Хотя правительство не прекратило поставки на экспорт, оно пыталось облегчить последствия голода. 25 февраля 1933 года декретом ЦК были выделены ссуды в виде семенного фонда: 320 000 тонн для Украины и 240 000 тонн для Северного Кавказа. Семенные ссуды получили также в Нижнем Поволжье и, вероятно, в других регионах. Кульчицкий приводит данные украинских партийных архивов, доказывающие, что общая помощь Украине к апрелю 1933 года превысила 560 000 тонн, в том числе свыше 80 000 продовольствия. Помощь только Украине на 60 % превышала объем зерна, экспортированного за тот же период. Общий объем помощи пострадавшим от голода регионам более чем в 2 раза превысил объем экспорта за первое полугодие 1933 года. Судя по всему, тот факт, что больше помощи не оказывалось, стал еще одним последствием плохого урожая 1932 года. После неурожаев 1931, 1934 и 1936 годов заготовленное зерно было возвращено крестьянам за счет сокращения объемов экспорта. [104]
104
См. «Правду», 25 февраля 1933 года, по поводу декрета о выдаче ссуд семенным фондом. Кульчицкий, с. 24–25 — по поводу оказания дополнительной помощи Украине и «Поволжскую правду» за 21 марта 1933 года о выделении помощи семенами району нижнего Поволжья. И Конквест и Мейс признают факт проведения этих мероприятий (Harvest of Sorrow, p. 262; Investigation, p. 65).
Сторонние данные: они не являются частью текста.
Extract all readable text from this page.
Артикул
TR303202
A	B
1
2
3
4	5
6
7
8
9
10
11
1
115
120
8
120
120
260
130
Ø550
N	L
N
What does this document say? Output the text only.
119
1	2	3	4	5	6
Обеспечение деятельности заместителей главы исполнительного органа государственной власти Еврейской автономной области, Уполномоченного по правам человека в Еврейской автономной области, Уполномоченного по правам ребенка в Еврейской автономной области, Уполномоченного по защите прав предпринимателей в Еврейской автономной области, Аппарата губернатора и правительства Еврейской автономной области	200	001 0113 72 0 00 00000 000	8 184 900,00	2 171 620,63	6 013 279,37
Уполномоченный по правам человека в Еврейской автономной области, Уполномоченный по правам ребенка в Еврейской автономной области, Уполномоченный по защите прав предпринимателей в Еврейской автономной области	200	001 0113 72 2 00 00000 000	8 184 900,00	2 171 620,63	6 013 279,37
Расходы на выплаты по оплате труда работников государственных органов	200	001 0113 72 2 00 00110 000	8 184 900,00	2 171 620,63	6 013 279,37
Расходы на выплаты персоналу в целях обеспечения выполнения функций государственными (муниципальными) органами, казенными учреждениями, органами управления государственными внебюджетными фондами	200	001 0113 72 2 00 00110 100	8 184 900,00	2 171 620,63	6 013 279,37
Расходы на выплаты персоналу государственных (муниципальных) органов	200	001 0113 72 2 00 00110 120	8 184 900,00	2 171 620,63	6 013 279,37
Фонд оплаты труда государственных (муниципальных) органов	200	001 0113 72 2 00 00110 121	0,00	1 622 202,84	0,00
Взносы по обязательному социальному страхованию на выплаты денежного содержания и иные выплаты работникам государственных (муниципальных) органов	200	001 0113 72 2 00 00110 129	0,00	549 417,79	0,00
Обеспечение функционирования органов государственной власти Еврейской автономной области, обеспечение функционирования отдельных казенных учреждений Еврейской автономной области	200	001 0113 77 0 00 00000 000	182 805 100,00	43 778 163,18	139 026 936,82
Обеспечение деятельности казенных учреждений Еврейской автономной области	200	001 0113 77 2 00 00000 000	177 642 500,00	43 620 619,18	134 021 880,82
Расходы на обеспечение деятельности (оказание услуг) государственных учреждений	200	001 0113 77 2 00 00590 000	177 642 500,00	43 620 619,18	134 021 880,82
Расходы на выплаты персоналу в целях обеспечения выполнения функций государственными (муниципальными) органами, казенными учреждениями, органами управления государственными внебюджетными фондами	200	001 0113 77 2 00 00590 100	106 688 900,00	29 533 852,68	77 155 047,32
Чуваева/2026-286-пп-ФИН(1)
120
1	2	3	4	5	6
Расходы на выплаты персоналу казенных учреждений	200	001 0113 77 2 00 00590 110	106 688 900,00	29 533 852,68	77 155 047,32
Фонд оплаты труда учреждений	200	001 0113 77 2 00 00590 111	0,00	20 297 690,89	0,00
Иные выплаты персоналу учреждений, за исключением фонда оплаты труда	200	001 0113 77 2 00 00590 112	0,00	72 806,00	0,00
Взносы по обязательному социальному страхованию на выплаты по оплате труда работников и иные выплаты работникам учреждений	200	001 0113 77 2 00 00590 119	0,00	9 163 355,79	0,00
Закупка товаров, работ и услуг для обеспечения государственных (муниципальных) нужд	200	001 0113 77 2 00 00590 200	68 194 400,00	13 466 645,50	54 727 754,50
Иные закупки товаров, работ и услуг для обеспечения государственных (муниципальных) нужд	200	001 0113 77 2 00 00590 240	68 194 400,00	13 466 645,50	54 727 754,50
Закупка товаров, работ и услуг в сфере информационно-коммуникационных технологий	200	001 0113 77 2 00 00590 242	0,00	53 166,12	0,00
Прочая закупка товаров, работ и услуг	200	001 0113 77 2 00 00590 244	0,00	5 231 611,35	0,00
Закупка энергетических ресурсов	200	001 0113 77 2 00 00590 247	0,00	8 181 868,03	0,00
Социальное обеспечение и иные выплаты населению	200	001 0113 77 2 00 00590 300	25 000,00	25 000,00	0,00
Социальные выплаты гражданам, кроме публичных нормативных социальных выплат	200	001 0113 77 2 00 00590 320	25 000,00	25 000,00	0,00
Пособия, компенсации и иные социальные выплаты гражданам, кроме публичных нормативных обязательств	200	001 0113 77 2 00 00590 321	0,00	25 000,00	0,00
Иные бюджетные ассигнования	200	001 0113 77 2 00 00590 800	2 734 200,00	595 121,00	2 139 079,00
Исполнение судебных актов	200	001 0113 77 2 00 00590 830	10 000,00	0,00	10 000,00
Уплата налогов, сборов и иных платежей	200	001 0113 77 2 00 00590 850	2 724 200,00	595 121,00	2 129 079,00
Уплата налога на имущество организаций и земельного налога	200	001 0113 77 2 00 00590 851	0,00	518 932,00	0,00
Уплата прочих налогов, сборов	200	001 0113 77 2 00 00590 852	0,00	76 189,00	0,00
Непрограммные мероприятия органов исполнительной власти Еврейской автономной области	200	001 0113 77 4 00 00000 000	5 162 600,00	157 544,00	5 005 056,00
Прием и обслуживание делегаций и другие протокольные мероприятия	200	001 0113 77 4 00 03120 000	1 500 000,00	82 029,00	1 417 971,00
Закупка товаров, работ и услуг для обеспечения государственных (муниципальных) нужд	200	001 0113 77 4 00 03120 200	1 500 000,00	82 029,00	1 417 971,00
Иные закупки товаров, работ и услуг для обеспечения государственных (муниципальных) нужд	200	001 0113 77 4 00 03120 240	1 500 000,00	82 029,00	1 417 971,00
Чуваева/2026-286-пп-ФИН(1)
Конквест (Harvest of Sorrow) утверждает, что помощь эта стала доступной только позже, когда голод пошел на убыль. Но Кульчицкий показывает, ссылаясь на украинские архивы, что помощь продовольствием действительно была оказана в соответствии с телеграфным распоряжением еще до того, как был подписан и опубликован указ. Что касается возврата зерна в 1931 и 1934 году, см. постановления ЦК в «Известиях» от 17 февраля 1932 года, и указ от 26 декабря 1934 года в Справочнике партийного работника, вып. 9, с. 212, а также — Мошков, Зерновая проблема, с.188, и Слинько, Социалистическая перестройка, с. 293. По поводу неурожая в 1936 году, см. Manning, Government in the Soviet Countryside, p. 4 — власти урезали экспортные поставки продовольствия и кормов в начале 1937 года.